I have a complex vision model. When doing inference on CPU, everything is fine but inference on GPU only does well for the first pass (image) and then all following passes (images) go a way off and produce garbage results. The problem is not in data. When I drop the first image that does well, then the new first (which previously was second image and did not do well) gets predicted well. After couple of days of debugging I have pinpointed the single line of code where the divergence from normal execution first occurs. But I cannot figure out why, except that it is perhaps something to do with asynchronous execution on GPU, and possibly tensor.transpose() that is used on this line. I have tested it on several GPU-s, all the same. Using Pytorch 1.2, Python 3.6 and Cuda 10.
Here is the line of code that first diverges:
# real size: torch.Size([1, 128, 10, 400, 352])
dense = data.new_empty((batch_size, 128, grid_size[1], grid_size[2], grid_size[0]))
# copy data from sparse tensor to new tensor
# THIS IS WERE THE OUTPUT IS DIFFERENT ON GPU from 2nd pass
# dense (CPU) == dense (GPU) on first pass, but differ on each following pass
dense[:, :, coords[:,:,1], coords[:,:,2], coords[:,:,0]] = data.transpose(0,2)

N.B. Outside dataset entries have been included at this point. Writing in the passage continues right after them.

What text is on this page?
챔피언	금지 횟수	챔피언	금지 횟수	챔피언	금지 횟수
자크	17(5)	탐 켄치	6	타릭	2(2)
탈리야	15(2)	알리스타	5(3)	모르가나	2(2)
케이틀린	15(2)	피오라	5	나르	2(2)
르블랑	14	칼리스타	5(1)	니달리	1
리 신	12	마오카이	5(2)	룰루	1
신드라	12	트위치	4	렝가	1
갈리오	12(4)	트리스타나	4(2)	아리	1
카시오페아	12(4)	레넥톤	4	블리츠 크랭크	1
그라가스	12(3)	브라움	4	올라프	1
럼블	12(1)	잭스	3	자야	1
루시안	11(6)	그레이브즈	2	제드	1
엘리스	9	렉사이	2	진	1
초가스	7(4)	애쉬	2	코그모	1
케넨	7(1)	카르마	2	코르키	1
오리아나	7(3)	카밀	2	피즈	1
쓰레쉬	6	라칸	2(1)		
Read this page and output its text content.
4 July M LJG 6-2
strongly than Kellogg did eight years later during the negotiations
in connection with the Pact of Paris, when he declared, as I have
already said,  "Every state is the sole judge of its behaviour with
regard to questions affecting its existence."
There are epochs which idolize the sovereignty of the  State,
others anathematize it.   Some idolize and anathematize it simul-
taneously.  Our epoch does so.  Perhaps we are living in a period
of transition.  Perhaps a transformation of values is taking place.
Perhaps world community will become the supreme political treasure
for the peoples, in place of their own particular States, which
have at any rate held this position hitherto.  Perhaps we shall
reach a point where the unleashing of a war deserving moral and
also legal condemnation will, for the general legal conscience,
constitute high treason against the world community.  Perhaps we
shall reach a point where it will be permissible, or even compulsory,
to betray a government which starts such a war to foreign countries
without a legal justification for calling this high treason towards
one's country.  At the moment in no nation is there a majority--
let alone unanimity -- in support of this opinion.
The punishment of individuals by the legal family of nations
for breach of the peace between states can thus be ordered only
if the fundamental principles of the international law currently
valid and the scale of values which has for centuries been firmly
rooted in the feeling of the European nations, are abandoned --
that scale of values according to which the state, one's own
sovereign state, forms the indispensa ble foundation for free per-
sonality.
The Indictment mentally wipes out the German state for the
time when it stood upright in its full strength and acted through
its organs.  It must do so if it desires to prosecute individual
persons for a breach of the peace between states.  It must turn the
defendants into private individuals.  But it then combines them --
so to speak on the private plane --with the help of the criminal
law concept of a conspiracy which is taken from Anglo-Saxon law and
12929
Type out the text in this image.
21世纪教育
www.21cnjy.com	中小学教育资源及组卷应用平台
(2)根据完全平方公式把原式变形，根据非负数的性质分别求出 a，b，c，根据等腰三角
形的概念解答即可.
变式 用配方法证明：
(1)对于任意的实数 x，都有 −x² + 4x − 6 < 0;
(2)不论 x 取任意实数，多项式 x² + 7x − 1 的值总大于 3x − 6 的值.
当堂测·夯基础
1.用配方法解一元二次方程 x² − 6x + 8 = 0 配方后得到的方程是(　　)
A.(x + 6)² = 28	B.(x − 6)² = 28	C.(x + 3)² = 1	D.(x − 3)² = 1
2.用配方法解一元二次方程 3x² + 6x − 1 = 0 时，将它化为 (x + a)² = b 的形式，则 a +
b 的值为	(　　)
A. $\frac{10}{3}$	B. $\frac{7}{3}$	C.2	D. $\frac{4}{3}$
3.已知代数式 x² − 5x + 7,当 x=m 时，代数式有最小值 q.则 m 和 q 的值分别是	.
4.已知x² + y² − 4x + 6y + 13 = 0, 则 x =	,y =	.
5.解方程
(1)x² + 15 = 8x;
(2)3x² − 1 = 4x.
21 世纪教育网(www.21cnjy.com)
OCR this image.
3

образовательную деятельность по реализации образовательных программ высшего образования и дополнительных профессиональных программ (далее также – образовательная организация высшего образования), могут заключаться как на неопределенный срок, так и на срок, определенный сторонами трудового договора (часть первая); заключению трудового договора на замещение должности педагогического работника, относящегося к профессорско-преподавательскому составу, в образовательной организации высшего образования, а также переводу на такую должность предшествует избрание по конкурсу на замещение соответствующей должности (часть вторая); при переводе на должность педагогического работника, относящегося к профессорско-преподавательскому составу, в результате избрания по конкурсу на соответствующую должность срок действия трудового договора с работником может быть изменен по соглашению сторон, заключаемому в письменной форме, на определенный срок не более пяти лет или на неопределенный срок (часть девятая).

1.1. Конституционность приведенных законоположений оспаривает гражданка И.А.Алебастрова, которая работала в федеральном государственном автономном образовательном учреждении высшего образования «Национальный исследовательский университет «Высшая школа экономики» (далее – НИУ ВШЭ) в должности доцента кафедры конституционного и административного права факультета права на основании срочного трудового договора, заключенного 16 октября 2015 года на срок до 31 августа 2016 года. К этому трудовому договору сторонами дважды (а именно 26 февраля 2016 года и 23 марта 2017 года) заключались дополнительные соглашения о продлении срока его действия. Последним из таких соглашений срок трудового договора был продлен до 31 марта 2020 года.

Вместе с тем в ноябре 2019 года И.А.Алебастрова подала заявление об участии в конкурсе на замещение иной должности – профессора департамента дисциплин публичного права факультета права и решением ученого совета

The shape of coords is [1, N, 3], and shape of data is [N, 1, 128] - and N is different for each image (pass). Coords is used to copy data to correct location in a new tensor. Might variable size of N be a problem?
I have tried to copy_() the data tensor to intermediate variable before building dense, but no luck. The dense tensor content is same for the first image on CPU and GPU. But from second image onward it diverges, on CPU it predicts well, but GPU gets different results (out of 180M values 155K were different using very loose 1e-04 tolerance). This does not even involve any learning, just tensor creation and transpose().
I have of course called the model in eval() mode and even checked that dense.requires_grad == False on each iteration for dense tensor.
Well, I am totally out of ideas where to look next. I might work around it somehow (initialise a new model each time), but I suspect that this might also affect training and I’d like to understand the cause.